# General Solution of Some Standard Equations

## General Solution of Some Standard Equations

General solution of Equation sinθ = sinα:

sinθ = sinα

sinθ – sinα = 0,

$$\left( \because \ \sin C-\sin D=2\cos \left( \frac{C+D}{2} \right)\sin \left( \frac{C-D}{2} \right) \right)$$,

$$2\cos \left( \frac{\theta +\alpha }{2} \right)\sin \left( \frac{\theta -\alpha }{2} \right)=0$$,

$$\cos \left( \frac{\theta +\alpha }{2} \right)=0$$,

$$\left( \frac{\theta +\alpha }{2} \right)={{\cos }^{-1}}\left( 0 \right)$$,

$$\left( \frac{\theta +\alpha }{2} \right)=\left( 2m+1 \right)\frac{\pi }{2}$$,

θ + α = (2m + 1) π

θ = (2m + 1) π – α, m ϵ Z

$$\theta \text{ }=\text{ }\left( 2m\text{ }+\text{ }1 \right)\text{ }\pi +{{\left( -1 \right)}^{2m+1}}\text{ }\alpha ,\text{ }m\text{ }\epsilon \text{ }Z$$….(1)

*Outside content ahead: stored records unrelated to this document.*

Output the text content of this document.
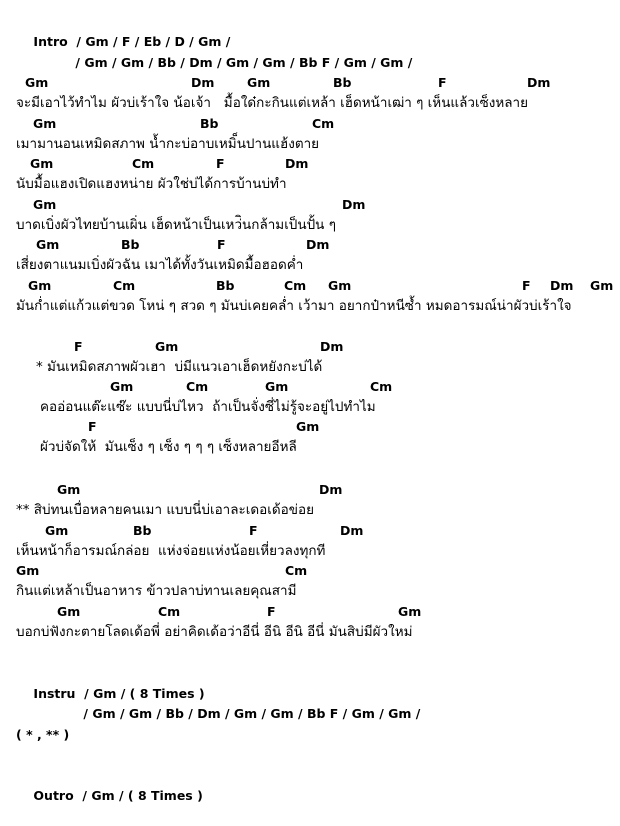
Intro / Gm / F / Eb / D / Gm /

/ Gm / Gm / Bb / Dm / Gm / Gm / Bb F / Gm / Gm /

Gm	Dm	Gm	Bb	F	Dm
จะมีเอาไว้ทำไม ผัวบ่เร้าใจ น้อเจ้า   มื้อใด๋กะกินแต่เหล้า เฮ็ดหน้าเฒ่า ๆ เห็นแล้วเซ็งหลาย
Gm	Bb	Cm
เมามานอนเหมิดสภาพ น้ำกะบ่อาบเหมิ็นปานแฮ้งตาย
Gm	Cm	F	Dm
นับมื้อแฮงเปิดแฮงหน่าย ผัวใช่บ่ได้การบ้านบ่ทำ
Gm	Dm
บาดเบิ่งผัวไทยบ้านเผิ่น เฮ็ดหน้าเป็นเหว่ินกล้ามเป็นปั้น ๆ
Gm	Bb	F	Dm
เสี่ยงตาแนมเบิ่งผัวฉัน เมาได้ทั้งวันเหมิดมื้อฮอดค่ำ
Gm	Cm	Bb	Cm Gm	F Dm Gm
มันก่ำแต่แก้วแต่ขวด โหน่ ๆ สวด ๆ มันบ่เคยคล่ำ เว้ามา อยากป๋าหนีซ้ำ หมดอารมณ์น่าผัวบ่เร้าใจ
F	Gm	Dm
* มันเหมิดสภาพผัวเฮา  บ่มีแนวเอาเฮ็ดหยังกะบ่ได้
Gm	Cm	Gm	Cm
คออ่อนแต๊ะแซ๊ะ แบบนี่บ่ไหว  ถ้าเป็นจั่งซี่ไม่รู้จะอยู่ไปทำไม
F	Gm
ผัวบ่จัดให้  มันเซ็ง ๆ เซ็ง ๆ ๆ ๆ เซ็งหลายอีหลี
Gm	Dm
** สิบ่ทนเบื่อหลายคนเมา แบบนี่บ่เอาละเดอเด้อข่อย
Gm	Bb	F	Dm
เห็นหน้าก็อารมณ์กล่อย  แห่งจ่อยแห่งน้อยเหี่ยวลงทุกที
Gm	Cm
กินแต่เหล้าเป็นอาหาร ข้าวปลาบ่ทานเลยคุณสามี
Gm	Cm	F	Gm
บอกบ่ฟังกะตายโลดเด้อพี่ อย่าคิดเด้อว่าอีนี่ อีนิ อีนิ อีนี่ มันสิบ่มีผัวใหม่

Instru / Gm / ( 8 Times )

/ Gm / Gm / Bb / Dm / Gm / Gm / Bb F / Gm / Gm /

( * , ** )

Outro / Gm / ( 8 Times )
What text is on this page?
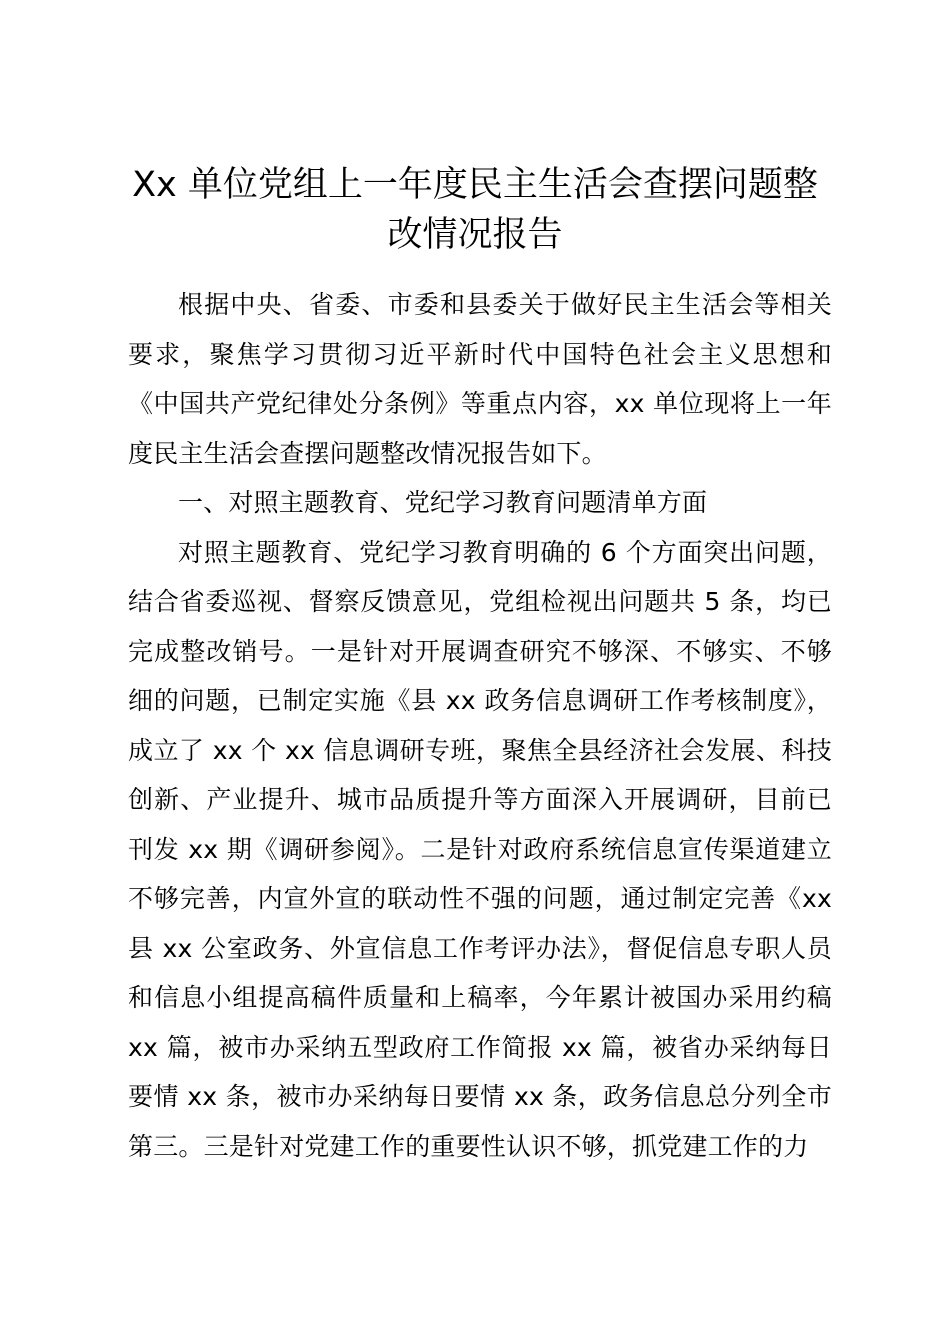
Xx 单位党组上一年度民主生活会查摆问题整改情况报告

根据中央、省委、市委和县委关于做好民主生活会等相关要求，聚焦学习贯彻习近平新时代中国特色社会主义思想和《中国共产党纪律处分条例》等重点内容，xx 单位现将上一年度民主生活会查摆问题整改情况报告如下。

一、对照主题教育、党纪学习教育问题清单方面

对照主题教育、党纪学习教育明确的 6 个方面突出问题，结合省委巡视、督察反馈意见，党组检视出问题共 5 条，均已完成整改销号。一是针对开展调查研究不够深、不够实、不够细的问题，已制定实施《县 xx 政务信息调研工作考核制度》，成立了 xx 个 xx 信息调研专班，聚焦全县经济社会发展、科技创新、产业提升、城市品质提升等方面深入开展调研，目前已刊发 xx 期《调研参阅》。二是针对政府系统信息宣传渠道建立不够完善，内宣外宣的联动性不强的问题，通过制定完善《xx 县 xx 公室政务、外宣信息工作考评办法》，督促信息专职人员和信息小组提高稿件质量和上稿率，今年累计被国办采用约稿 xx 篇，被市办采纳五型政府工作简报 xx 篇，被省办采纳每日要情 xx 条，被市办采纳每日要情 xx 条，政务信息总分列全市第三。三是针对党建工作的重要性认识不够，抓党建工作的力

$$\sin \left( \frac{\theta -\alpha }{2} \right)=0$$

(θ – α)/2 = sin⁻¹(0)

(θ – α)/2 = mπ

(θ – α) = 2mπ

θ  = 2mπ + α  m ϵ Z

$$\theta ~=\text{ }2m\pi \text{ }+\text{ }{{\left( -1 \right)}^{2m}}\alpha ,\ \ ~m\text{ }\epsilon \text{ }Z$$…(2)

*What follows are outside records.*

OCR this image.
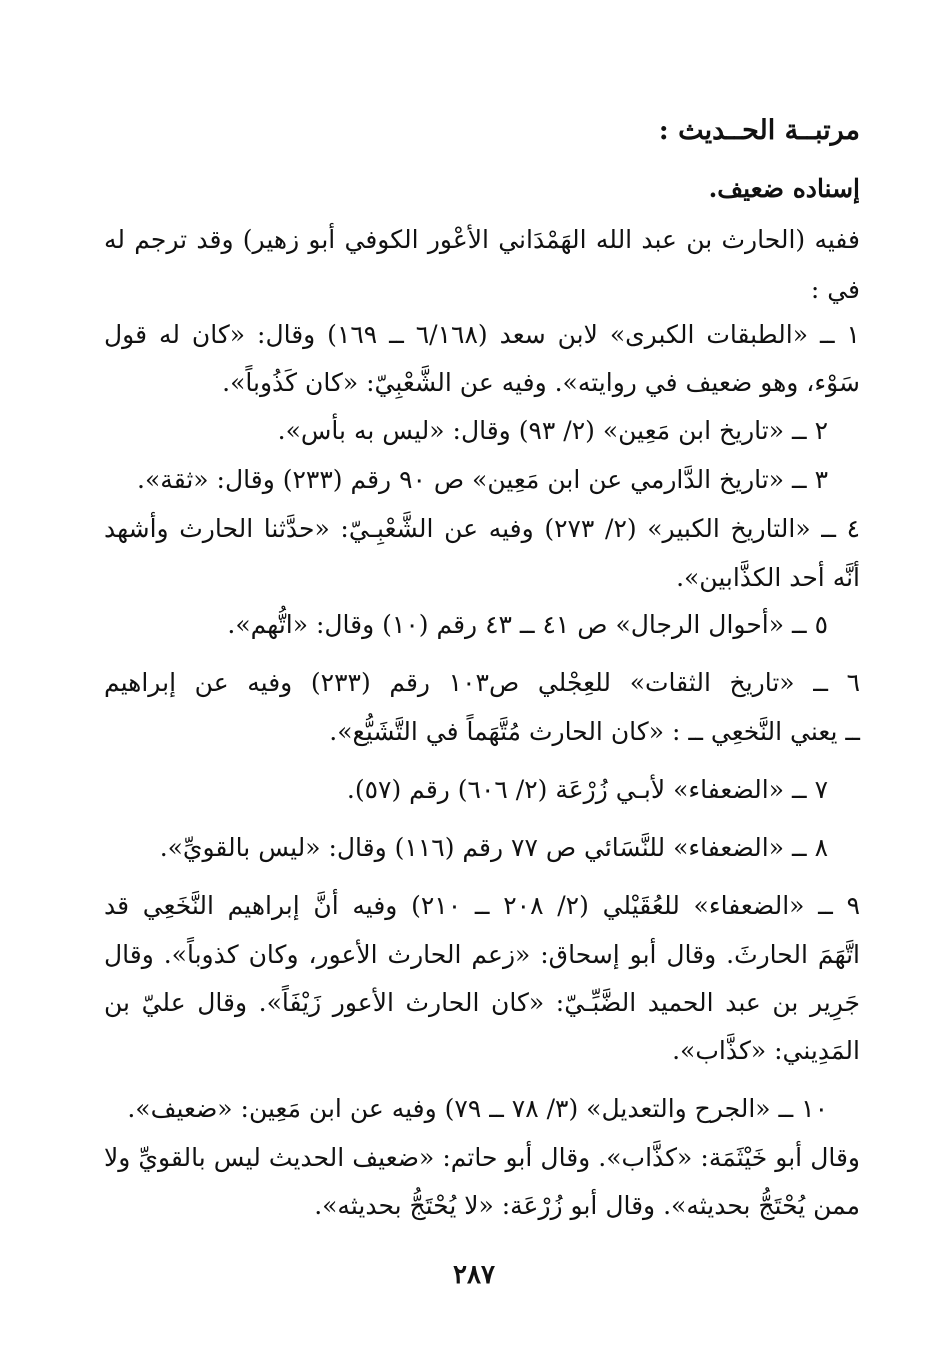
مرتبــة الحــديث :
إسناده ضعيف.
ففيه (الحارث بن عبد الله الهَمْدَاني الأعْور الكوفي أبو زهير) وقد ترجم له
في :
١ ــ «الطبقات الكبرى» لابن سعد (٦/١٦٨ ــ ١٦٩) وقال: «كان له قول
سَوْء، وهو ضعيف في روايته». وفيه عن الشَّعْبِيّ: «كان كَذُوباً».
٢ ــ «تاريخ ابن مَعِين» (٢/ ٩٣) وقال: «ليس به بأس».
٣ ــ «تاريخ الدَّارمي عن ابن مَعِين» ص ٩٠ رقم (٢٣٣) وقال: «ثقة».
٤ ــ «التاريخ الكبير» (٢/ ٢٧٣) وفيه عن الشَّعْبِـيّ: «حدَّثنا الحارث وأشهد
أنَّه أحد الكذَّابين».
٥ ــ «أحوال الرجال» ص ٤١ ــ ٤٣ رقم (١٠) وقال: «اتُّهم».
٦ ــ «تاريخ الثقات» للعِجْلي ص١٠٣ رقم (٢٣٣) وفيه عن إبراهيم
ــ يعني النَّخعِي ــ : «كان الحارث مُتَّهَماً في التَّشَيُّع».
٧ ــ «الضعفاء» لأبـي زُرْعَة (٢/ ٦٠٦) رقم (٥٧).
٨ ــ «الضعفاء» للنَّسَائي ص ٧٧ رقم (١١٦) وقال: «ليس بالقويِّ».
٩ ــ «الضعفاء» للعُقَيْلي (٢/ ٢٠٨ ــ ٢١٠) وفيه أنَّ إبراهيم النَّخَعِي قد
اتَّهَمَ الحارثَ. وقال أبو إسحاق: «زعم الحارث الأعور، وكان كذوباً». وقال
جَرِير بن عبد الحميد الضَّبِّـيّ: «كان الحارث الأعور زَيْفَاً». وقال عليّ بن
المَدِيني: «كذَّاب».
١٠ ــ «الجرح والتعديل» (٣/ ٧٨ ــ ٧٩) وفيه عن ابن مَعِين: «ضعيف».
وقال أبو خَيْثَمَة: «كذَّاب». وقال أبو حاتم: «ضعيف الحديث ليس بالقويِّ ولا
ممن يُحْتَجُّ بحديثه». وقال أبو زُرْعَة: «لا يُحْتَجُّ بحديثه».
٢٨٧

From equation (1) and (2) combining

$$\theta =n\pi +{{\left( -1 \right)}^{n}}\alpha ,\ n\in Z$$,

Note: For general solution of the equation sinθ = k, where -1 ≤ k ≤ 1.we have $$sin\theta \text{ }=\text{ }sin(si{{n}^{-1}}k)$$ then $$\theta \text{ }=n\pi +{{\left( -1 \right)}^{n}}(si{{n}^{-1}}k),\ n\in Z$$.

Example: Solve sin³θ cosθ – cos³θsinθ = ¼

solution:

sin³θ cosθ – cos³θsinθ = ¼

4sinθ cosθ(sin²θ – cos²θ) = 1

2sin2θ(-cos2θ) = 1

2sin2θ(cos2θ) = -1

sin4θ= -1

4θ = sin⁻¹(-1)

4θ = 2nπ – π/2, n ϵ Z